La date du procès a été fixée au 5 août 2026.
Qu’est-ce qui va changer pour les utilisateurs d’Android ? Modifications des conditions d’utilisation de Google Play. Modifications apportées à la page Web décrivant les fonctionnalités d’Android. Modifications apportées aux écrans où tous les utilisateurs doivent cliquer sur « ok ». Google inclura également un commutateur lors de la configuration du téléphone, permettant aux utilisateurs de désactiver les transferts de données en arrière-plan. La loi sur les marchés numériques et l’avenir de Google AI
Désormais, en plus de tous les problèmes de liquidation auxquels est confronté Google, le groupe Alphabet, celui-ci fera face à deux procédures en Europe en vertu de ses lois sur le marché numérique.
« Les outils d’intelligence artificielle transforment la façon dont nous recherchons et recevons des informations en ligne sur nos smartphones et même la façon dont nous interagissons avec nos appareils », a déclaré Teresa Ribera, vice-présidente exécutive de la Commission européenne pour une transition propre, équitable et compétitive. “Cela crée de nouvelles opportunités.”
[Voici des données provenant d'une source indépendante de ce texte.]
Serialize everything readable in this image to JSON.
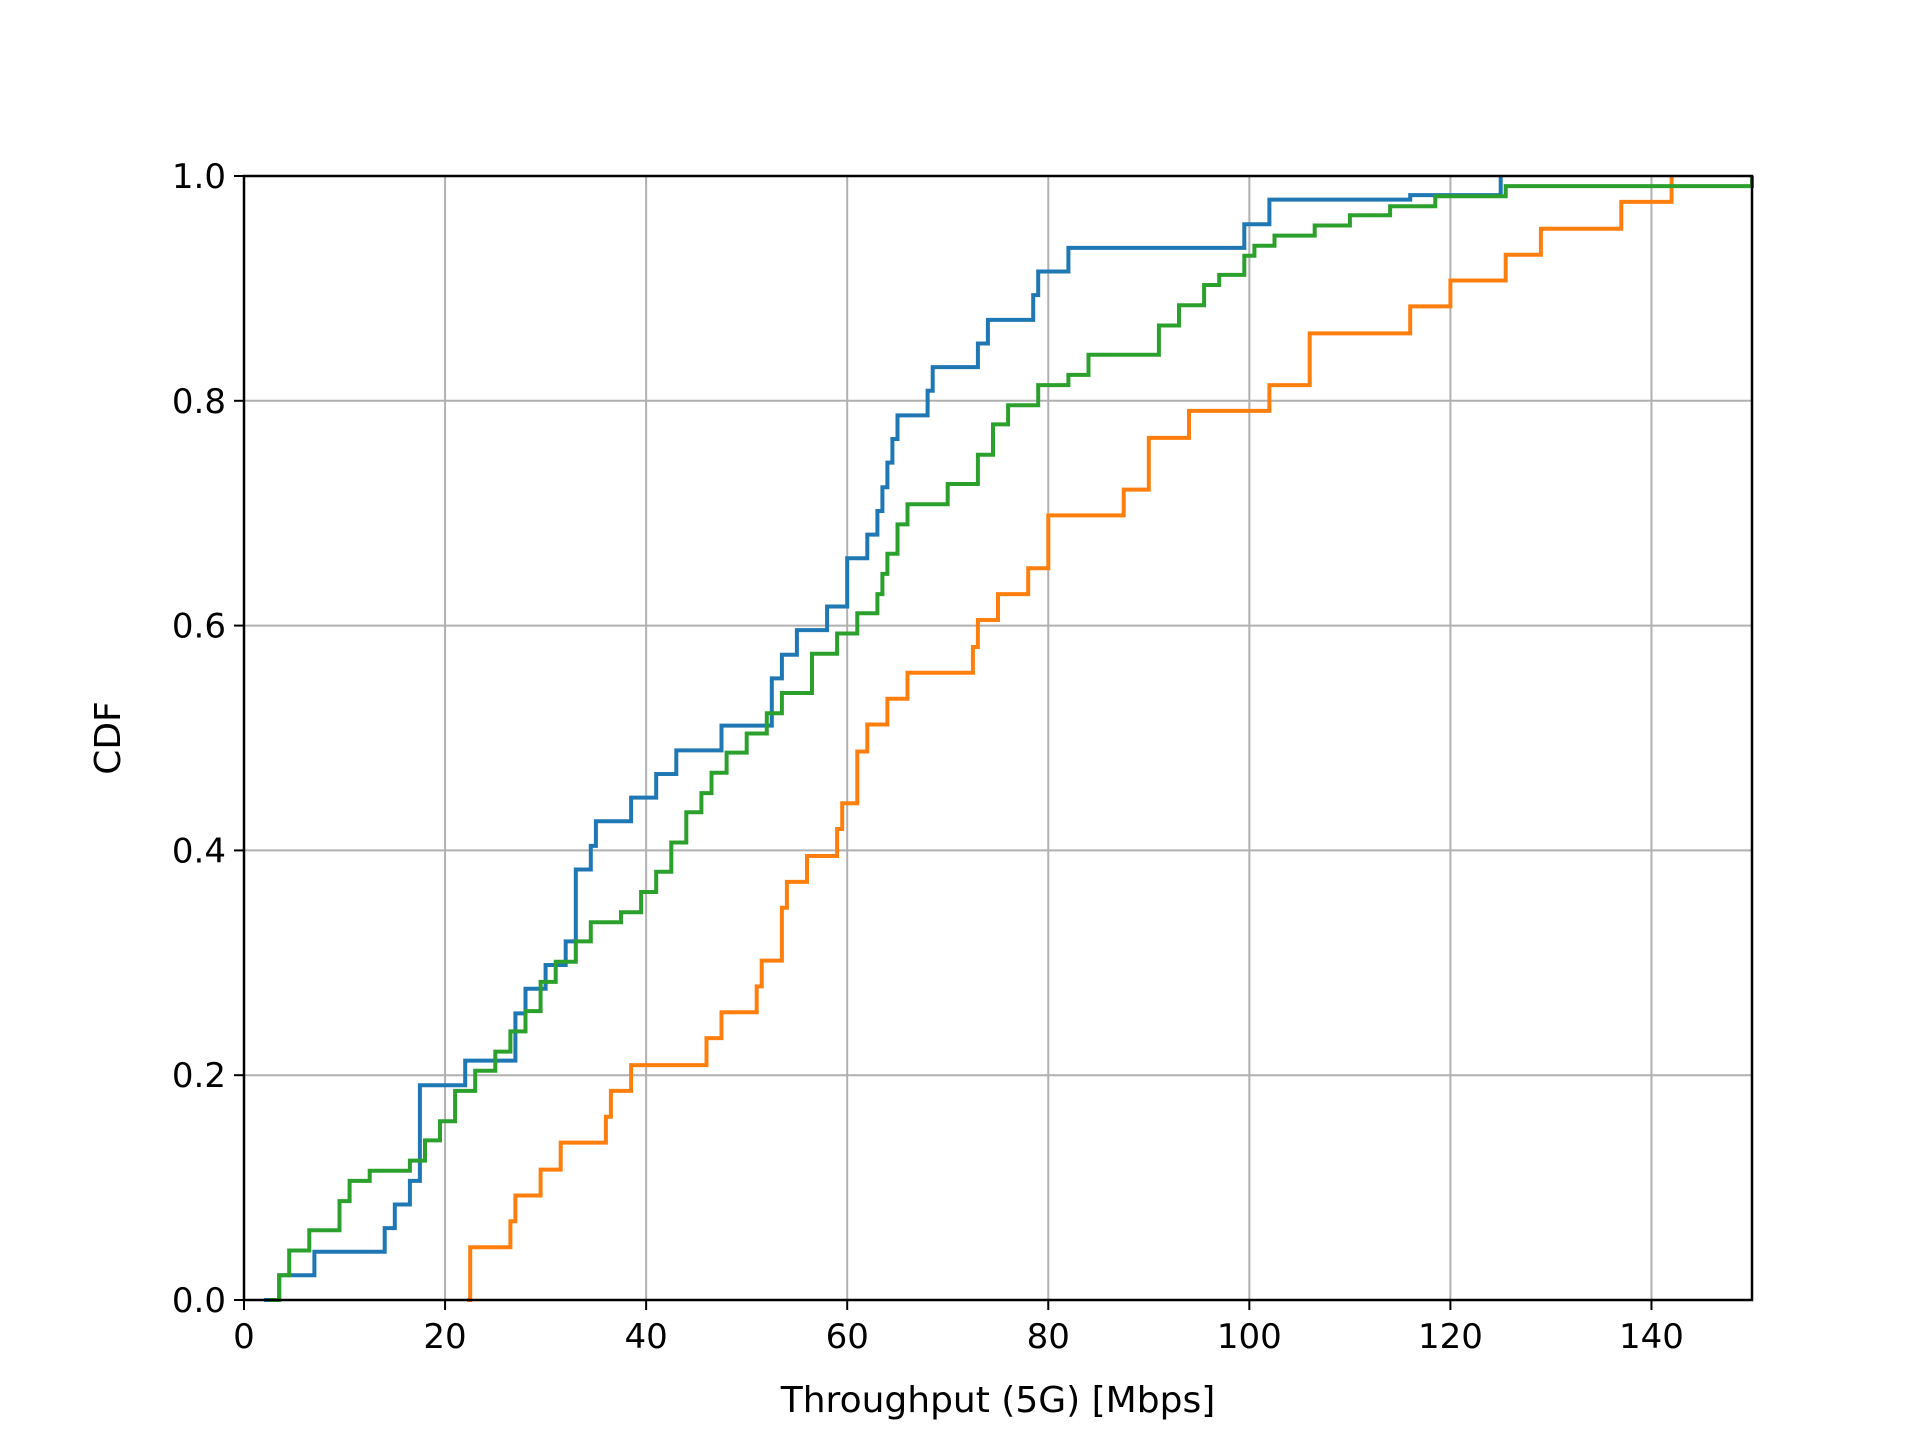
{
  "chart_data": {
    "type": "line",
    "step": true,
    "title": "",
    "xlabel": "Throughput (5G) [Mbps]",
    "ylabel": "CDF",
    "xlim": [
      0,
      150
    ],
    "ylim": [
      0,
      1
    ],
    "xticks": [
      0,
      20,
      40,
      60,
      80,
      100,
      120,
      140
    ],
    "yticks": [
      0.0,
      0.2,
      0.4,
      0.6,
      0.8,
      1.0
    ],
    "xtick_labels": [
      "0",
      "20",
      "40",
      "60",
      "80",
      "100",
      "120",
      "140"
    ],
    "ytick_labels": [
      "0.0",
      "0.2",
      "0.4",
      "0.6",
      "0.8",
      "1.0"
    ],
    "grid": true,
    "series": [
      {
        "color": "#1f77b4",
        "x": [
          2,
          3.5,
          7,
          14,
          15,
          16.5,
          17.5,
          22,
          27,
          28,
          30,
          32,
          33,
          34.5,
          35,
          38.5,
          41,
          43,
          47.5,
          52.5,
          53.5,
          55,
          58,
          60,
          62,
          63,
          63.5,
          64,
          64.5,
          65,
          68,
          68.5,
          73,
          74,
          78.5,
          79,
          82,
          99.5,
          102,
          116,
          125
        ],
        "y": [
          0.0,
          0.022,
          0.043,
          0.064,
          0.085,
          0.106,
          0.191,
          0.213,
          0.255,
          0.277,
          0.298,
          0.319,
          0.383,
          0.404,
          0.426,
          0.447,
          0.468,
          0.489,
          0.511,
          0.553,
          0.574,
          0.596,
          0.617,
          0.66,
          0.681,
          0.702,
          0.723,
          0.745,
          0.766,
          0.787,
          0.809,
          0.83,
          0.851,
          0.872,
          0.894,
          0.915,
          0.936,
          0.957,
          0.979,
          0.983,
          1.0
        ]
      },
      {
        "color": "#ff7f0e",
        "x": [
          22.2,
          22.5,
          26.5,
          27,
          29.5,
          31.5,
          36,
          36.5,
          38.5,
          46,
          47.5,
          51,
          51.5,
          53.5,
          54,
          56,
          59,
          59.5,
          61,
          62,
          64,
          66,
          72.5,
          73,
          75,
          78,
          80,
          87.5,
          90,
          94,
          102,
          106,
          116,
          120,
          125.5,
          129,
          137,
          142
        ],
        "y": [
          0.0,
          0.047,
          0.07,
          0.093,
          0.116,
          0.14,
          0.163,
          0.186,
          0.209,
          0.233,
          0.256,
          0.279,
          0.302,
          0.349,
          0.372,
          0.395,
          0.419,
          0.442,
          0.488,
          0.512,
          0.535,
          0.558,
          0.581,
          0.605,
          0.628,
          0.651,
          0.698,
          0.721,
          0.767,
          0.791,
          0.814,
          0.86,
          0.884,
          0.907,
          0.93,
          0.953,
          0.977,
          1.0
        ]
      },
      {
        "color": "#2ca02c",
        "x": [
          2.5,
          3.5,
          4.5,
          6.5,
          9.5,
          10.5,
          12.5,
          16.5,
          18,
          19.5,
          21,
          23,
          25,
          26.5,
          28,
          29.5,
          31,
          33,
          34.5,
          37.5,
          39.5,
          41,
          42.5,
          44,
          45.5,
          46.5,
          48,
          50,
          52,
          53.5,
          56.5,
          59,
          61,
          63,
          63.5,
          64,
          65,
          66,
          70,
          73,
          74.5,
          76,
          79,
          82,
          84,
          91,
          93,
          95.5,
          97,
          99.5,
          100.5,
          102.5,
          106.5,
          110,
          114,
          118.5,
          125.5,
          150
        ],
        "y": [
          0.0,
          0.022,
          0.044,
          0.062,
          0.088,
          0.106,
          0.115,
          0.124,
          0.142,
          0.159,
          0.186,
          0.204,
          0.221,
          0.239,
          0.257,
          0.283,
          0.301,
          0.319,
          0.336,
          0.345,
          0.363,
          0.381,
          0.407,
          0.434,
          0.451,
          0.469,
          0.487,
          0.504,
          0.522,
          0.54,
          0.575,
          0.593,
          0.611,
          0.628,
          0.646,
          0.664,
          0.69,
          0.708,
          0.726,
          0.752,
          0.779,
          0.796,
          0.814,
          0.823,
          0.841,
          0.867,
          0.885,
          0.903,
          0.912,
          0.929,
          0.938,
          0.947,
          0.956,
          0.965,
          0.973,
          0.982,
          0.991,
          1.0
        ]
      }
    ]
  }
}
“Avec la procédure d’aujourd’hui, nous voulons aider Google en expliquant plus en détail comment il doit respecter ses obligations d’interopérabilité et d’échange de données de recherche en ligne conformément à la loi sur les marchés numériques”, a ajouté Ribera.
La Commission européenne a demandé à Google de : Fournir aux développeurs tiers une interopérabilité gratuite et efficace avec les fonctions matérielles et logicielles que Google utilise pour ses propres applications. Accordez aux fournisseurs de moteurs de recherche en ligne tiers l’accès aux données anonymes de classement, de requête, d’horloge et d’affichage conservées par la recherche Google selon des conditions équitables, raisonnables et non discriminatoires (FRAND).
Le processus devrait s’achever dans six mois.